# help: heads up display



## Guest (Dec 22, 2002)

Hey guys, this is my first post, any help would be appreciated

I drive a 92 240 sx le coupe that has heads up display. I bought it about six months ago. For the first five months the heads up speedometer only worked once. But in the last month it has all of a sudden started to work pretty much everyday, usually in the morning when I first start it up. The problem is that it never last more than a few minutes--or for a few seconds for that matter--it just fades away. (everything else works fine, including the odometer and the tac).

Does anyone know what's happening? How I could get it to work constantly?

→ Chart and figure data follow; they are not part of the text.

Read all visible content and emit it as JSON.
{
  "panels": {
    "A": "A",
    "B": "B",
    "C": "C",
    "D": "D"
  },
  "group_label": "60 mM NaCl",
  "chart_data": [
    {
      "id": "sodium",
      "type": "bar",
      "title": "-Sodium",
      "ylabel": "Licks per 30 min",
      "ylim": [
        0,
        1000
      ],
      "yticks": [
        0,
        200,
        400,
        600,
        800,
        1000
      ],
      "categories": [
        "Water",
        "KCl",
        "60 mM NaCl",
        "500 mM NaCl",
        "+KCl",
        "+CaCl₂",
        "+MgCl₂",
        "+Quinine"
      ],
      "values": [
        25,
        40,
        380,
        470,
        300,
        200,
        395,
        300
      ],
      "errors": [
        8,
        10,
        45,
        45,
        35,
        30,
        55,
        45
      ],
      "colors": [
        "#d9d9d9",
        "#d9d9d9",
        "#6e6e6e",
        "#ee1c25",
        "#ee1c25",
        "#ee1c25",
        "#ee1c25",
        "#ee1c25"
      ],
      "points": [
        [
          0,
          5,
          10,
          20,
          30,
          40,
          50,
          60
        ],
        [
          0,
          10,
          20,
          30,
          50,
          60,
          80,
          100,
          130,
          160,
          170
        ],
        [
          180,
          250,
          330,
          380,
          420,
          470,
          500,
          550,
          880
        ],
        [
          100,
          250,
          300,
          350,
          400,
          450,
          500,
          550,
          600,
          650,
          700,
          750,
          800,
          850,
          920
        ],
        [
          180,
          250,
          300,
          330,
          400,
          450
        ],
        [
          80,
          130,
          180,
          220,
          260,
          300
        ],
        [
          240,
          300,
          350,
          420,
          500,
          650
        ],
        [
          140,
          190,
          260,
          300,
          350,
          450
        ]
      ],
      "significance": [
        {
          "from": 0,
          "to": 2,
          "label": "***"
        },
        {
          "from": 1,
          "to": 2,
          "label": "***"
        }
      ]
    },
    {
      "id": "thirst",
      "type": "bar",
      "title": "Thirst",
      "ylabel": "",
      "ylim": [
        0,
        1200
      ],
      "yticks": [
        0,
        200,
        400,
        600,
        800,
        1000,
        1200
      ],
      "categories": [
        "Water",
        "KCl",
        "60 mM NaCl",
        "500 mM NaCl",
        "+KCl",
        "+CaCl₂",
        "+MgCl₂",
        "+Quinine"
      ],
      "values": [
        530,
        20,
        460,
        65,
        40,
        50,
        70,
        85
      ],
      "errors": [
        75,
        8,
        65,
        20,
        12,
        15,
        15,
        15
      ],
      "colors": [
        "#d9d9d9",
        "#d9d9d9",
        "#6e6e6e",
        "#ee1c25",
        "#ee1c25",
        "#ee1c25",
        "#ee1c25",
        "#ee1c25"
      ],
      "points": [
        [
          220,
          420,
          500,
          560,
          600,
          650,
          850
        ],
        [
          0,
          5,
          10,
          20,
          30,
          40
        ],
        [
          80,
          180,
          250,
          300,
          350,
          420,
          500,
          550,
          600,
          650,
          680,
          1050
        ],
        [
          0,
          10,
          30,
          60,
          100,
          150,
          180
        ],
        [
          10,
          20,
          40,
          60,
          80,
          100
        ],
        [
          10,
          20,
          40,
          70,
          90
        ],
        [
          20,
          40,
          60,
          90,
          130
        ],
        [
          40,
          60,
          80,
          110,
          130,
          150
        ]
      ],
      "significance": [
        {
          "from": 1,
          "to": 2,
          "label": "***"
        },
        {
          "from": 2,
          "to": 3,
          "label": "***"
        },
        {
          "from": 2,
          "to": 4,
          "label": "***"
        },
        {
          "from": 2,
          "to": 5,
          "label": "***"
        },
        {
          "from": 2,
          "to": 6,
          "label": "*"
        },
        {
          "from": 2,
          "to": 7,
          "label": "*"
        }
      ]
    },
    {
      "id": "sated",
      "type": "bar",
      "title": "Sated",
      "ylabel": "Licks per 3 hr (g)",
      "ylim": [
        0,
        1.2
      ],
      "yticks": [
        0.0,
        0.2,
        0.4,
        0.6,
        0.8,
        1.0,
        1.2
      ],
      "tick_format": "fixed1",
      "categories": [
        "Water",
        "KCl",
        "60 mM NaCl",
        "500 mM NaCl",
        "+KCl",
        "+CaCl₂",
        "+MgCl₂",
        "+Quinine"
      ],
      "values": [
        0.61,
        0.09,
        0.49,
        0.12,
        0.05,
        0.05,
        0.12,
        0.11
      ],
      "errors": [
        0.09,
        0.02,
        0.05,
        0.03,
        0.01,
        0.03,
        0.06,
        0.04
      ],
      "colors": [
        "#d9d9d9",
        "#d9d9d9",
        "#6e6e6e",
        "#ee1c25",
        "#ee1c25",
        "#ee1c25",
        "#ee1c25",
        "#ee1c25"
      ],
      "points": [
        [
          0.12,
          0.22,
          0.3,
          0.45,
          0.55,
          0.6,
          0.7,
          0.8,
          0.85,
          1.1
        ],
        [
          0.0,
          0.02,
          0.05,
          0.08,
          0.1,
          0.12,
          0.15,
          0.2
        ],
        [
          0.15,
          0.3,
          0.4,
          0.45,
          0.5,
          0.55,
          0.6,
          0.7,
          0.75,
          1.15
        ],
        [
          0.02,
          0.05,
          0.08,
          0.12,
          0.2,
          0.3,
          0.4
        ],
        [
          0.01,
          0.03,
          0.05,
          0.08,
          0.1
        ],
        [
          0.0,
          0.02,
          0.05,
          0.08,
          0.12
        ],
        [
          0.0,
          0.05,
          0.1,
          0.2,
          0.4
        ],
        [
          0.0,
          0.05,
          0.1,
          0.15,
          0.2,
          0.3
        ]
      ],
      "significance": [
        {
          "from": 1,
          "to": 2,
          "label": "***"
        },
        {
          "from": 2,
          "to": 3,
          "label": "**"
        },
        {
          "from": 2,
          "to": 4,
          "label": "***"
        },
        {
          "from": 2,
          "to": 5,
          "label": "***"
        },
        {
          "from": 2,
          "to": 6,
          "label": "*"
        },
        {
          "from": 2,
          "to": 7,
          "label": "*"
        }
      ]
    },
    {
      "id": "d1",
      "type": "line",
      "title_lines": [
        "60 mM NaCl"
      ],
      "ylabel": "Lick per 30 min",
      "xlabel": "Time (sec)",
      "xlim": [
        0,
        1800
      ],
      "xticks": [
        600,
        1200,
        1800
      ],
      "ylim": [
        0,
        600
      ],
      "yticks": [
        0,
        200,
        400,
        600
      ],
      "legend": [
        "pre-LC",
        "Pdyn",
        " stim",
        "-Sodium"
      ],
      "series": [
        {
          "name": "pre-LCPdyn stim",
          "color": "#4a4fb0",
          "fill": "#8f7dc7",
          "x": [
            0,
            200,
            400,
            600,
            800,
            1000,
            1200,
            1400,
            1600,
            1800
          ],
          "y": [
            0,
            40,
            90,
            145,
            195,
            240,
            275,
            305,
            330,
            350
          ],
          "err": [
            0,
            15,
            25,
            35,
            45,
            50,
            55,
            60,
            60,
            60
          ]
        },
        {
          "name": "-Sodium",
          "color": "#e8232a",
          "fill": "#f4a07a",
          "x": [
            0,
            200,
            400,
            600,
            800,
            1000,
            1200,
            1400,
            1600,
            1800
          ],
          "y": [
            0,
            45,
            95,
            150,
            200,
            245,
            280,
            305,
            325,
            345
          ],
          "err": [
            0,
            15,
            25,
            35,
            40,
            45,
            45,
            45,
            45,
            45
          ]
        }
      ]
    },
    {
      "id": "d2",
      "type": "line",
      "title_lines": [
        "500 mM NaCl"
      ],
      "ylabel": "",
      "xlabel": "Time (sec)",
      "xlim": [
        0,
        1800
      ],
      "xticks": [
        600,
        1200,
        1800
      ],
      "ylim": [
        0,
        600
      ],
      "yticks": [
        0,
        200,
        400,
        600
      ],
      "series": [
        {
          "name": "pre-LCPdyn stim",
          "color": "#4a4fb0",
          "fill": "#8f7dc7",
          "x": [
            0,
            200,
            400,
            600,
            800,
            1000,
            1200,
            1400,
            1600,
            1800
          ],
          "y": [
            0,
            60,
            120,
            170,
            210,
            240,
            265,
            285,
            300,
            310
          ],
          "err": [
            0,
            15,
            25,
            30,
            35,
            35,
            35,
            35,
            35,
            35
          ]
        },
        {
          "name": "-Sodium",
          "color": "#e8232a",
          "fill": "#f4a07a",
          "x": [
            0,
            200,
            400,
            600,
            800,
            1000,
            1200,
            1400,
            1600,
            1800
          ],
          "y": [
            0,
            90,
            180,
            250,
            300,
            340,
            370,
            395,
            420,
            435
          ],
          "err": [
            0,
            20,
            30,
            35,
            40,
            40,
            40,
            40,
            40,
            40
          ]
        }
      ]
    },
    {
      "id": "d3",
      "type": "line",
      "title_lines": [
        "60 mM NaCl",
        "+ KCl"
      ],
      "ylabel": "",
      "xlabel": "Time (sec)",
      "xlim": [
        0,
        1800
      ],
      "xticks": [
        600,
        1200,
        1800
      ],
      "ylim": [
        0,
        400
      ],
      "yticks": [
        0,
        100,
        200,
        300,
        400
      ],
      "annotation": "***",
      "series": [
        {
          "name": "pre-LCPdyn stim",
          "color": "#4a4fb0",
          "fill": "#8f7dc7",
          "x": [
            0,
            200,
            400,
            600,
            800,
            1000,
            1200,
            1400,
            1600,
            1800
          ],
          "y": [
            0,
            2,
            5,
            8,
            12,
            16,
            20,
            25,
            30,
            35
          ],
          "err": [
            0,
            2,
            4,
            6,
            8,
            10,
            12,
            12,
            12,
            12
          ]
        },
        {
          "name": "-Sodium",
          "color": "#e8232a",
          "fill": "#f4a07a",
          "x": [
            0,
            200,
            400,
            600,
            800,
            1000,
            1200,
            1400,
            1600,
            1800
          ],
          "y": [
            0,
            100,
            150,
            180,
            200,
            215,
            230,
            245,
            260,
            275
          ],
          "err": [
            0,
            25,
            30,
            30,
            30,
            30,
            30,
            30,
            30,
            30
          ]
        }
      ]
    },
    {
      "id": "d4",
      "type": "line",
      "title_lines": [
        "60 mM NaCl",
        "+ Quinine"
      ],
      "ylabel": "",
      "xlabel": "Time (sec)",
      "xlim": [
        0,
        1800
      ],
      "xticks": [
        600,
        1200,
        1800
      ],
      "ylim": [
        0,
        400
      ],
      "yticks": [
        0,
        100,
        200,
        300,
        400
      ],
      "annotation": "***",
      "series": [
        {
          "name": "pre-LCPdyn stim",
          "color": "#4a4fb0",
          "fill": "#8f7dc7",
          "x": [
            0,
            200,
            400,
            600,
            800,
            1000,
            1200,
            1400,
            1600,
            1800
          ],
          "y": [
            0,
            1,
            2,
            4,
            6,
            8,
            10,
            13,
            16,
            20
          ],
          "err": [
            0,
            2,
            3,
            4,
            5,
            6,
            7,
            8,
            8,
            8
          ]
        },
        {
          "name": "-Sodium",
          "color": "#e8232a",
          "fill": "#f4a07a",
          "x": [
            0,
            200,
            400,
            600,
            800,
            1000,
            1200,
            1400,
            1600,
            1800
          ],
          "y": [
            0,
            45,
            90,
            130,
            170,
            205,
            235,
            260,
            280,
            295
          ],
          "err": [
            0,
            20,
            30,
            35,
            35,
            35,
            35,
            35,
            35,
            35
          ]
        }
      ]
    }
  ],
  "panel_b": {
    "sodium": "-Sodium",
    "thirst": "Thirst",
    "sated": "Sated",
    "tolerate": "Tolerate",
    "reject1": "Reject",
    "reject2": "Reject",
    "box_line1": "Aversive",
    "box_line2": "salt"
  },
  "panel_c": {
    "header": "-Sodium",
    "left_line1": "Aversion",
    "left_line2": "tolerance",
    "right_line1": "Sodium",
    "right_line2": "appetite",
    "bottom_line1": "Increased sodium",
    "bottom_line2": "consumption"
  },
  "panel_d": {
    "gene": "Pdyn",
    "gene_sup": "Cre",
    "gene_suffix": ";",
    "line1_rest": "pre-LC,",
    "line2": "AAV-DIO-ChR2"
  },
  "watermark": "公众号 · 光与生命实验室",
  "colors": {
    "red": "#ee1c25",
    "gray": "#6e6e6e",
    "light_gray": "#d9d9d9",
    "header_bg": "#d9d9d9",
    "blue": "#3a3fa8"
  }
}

At first I thought it might be a loose connection, but I don't think so now. Could it be a fuse? Or something else?

A answer or a link would greatly appreciated

Thanks,

Jack


----------



## GoofyCA18DET (Dec 22, 2002)

I could be a bad connection like it turns on but something heats up and makes the connection just fade away.But thats just a guess since I dont have HUD.


----------



## Lusty240SX (Dec 9, 2002)

What is this HUD everyone keeps talking about? I have a '92 240SX also...


----------



## 1fastser (Sep 30, 2002)

HUD = Heads Up Display

Basically, your speed limit is projected onto the windshield in the lower left corner. The theory is you won't have to "take your eyes off the road" to see your speed limit.

Mine is intermittent as well. I've replaced the projecting unit that's in the dash. I also have the speed sensor that goes on the tranny but I haven't replaced that yet. Hope this helps...

http://www.240sx.org/faq/articles/dash_light_out.htm

...and for the speed sensor check...
http://www.240sx.org/faq/articles/speedometer_problem.htm

laterz...Jody


----------